Furosemide (loop diuretic) inhibits the triple transporter. Prevents sodium being absorbed in ascending loop.

Bartter syndromer - mutation in triple transporter

22
Q

Why does blocking the triple transporter lead to renal potassium loss?

A
  1. Triple transporters in the ascending loop of Henle reabsorb Na+, K+ and Cl-
  2. If these channels are blocked sodium is not absorbed in the ascending loop of Henle and so more sodium will be delivered to the distal nephron
  3. As there is more sodium reaching the distal nephron, more sodium will be reabsorbed in the distal nephron which makes the nephron more negative
  4. This results in the loss of potassium down the electrochemical gradient through ROMK channels (see diagram in notes)
23
Q

Clinical features of hypokalaemia?

A

Muscle weakness, cardiac arrhythmia (U waves on ECG), polyuria and polydipsia (nephrogenic DI)

24
Q

In a patient with hypokalaemia and hypertension, why should you check the aldosterone:renin ratio?

A

To rule out Conn’s syndrome or adrenal hyperplasia.
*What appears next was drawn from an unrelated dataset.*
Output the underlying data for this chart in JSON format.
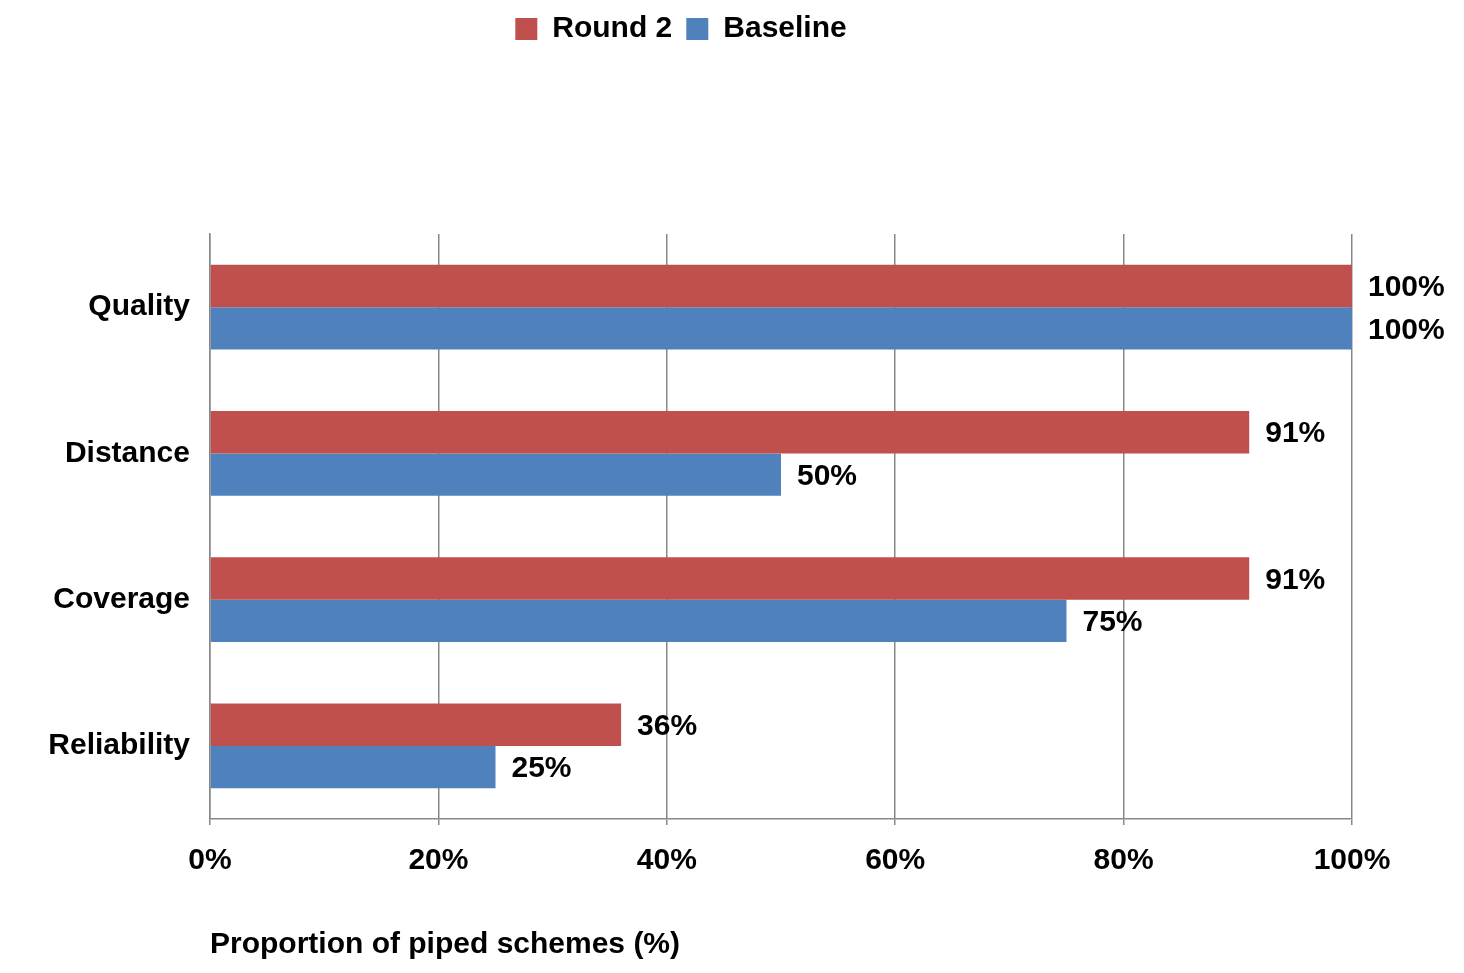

In a patient with primary hyperaldosteronism there would be high aldosterone:renin ratio because the high aldosterone will suppress renin

25
Q

How is hypokalaemia managed if serum potassium is 3.0-3.5 mmol/L?

A

Give oral KCl e.g. SandoK tablets tds for 48 hrs. Re-check serum potassium. Treat underlying cause e.g. spironolactone

26
Q

How is hypokalaemia managed if serum potassium is <3.0 mmol/L?

A

IV potassium chloride, maximum rate 10mmol/hr. Rates >20mmol/hr are highly irritating to peripheral veins. Treat the underlying cause e.g. spironolactone

27
Q

How much potassium is lost in diarrhoea and vomiting?

A

Diarrhoea has 30mmol/L more loss of potassium than vomiting (5mmol/L) leading to hypokalaemia.

28
Q

How may thiazide diuretics or Gitelman syndrome cause hypokalaemia?

A

Gitelman syndrome - mutation in Na+/Cl- channel.

More sodium is delivered to distal nephron and reabsorbed there, causing a change in the electrocheical gradient and the loss of potassium through ROMK channels.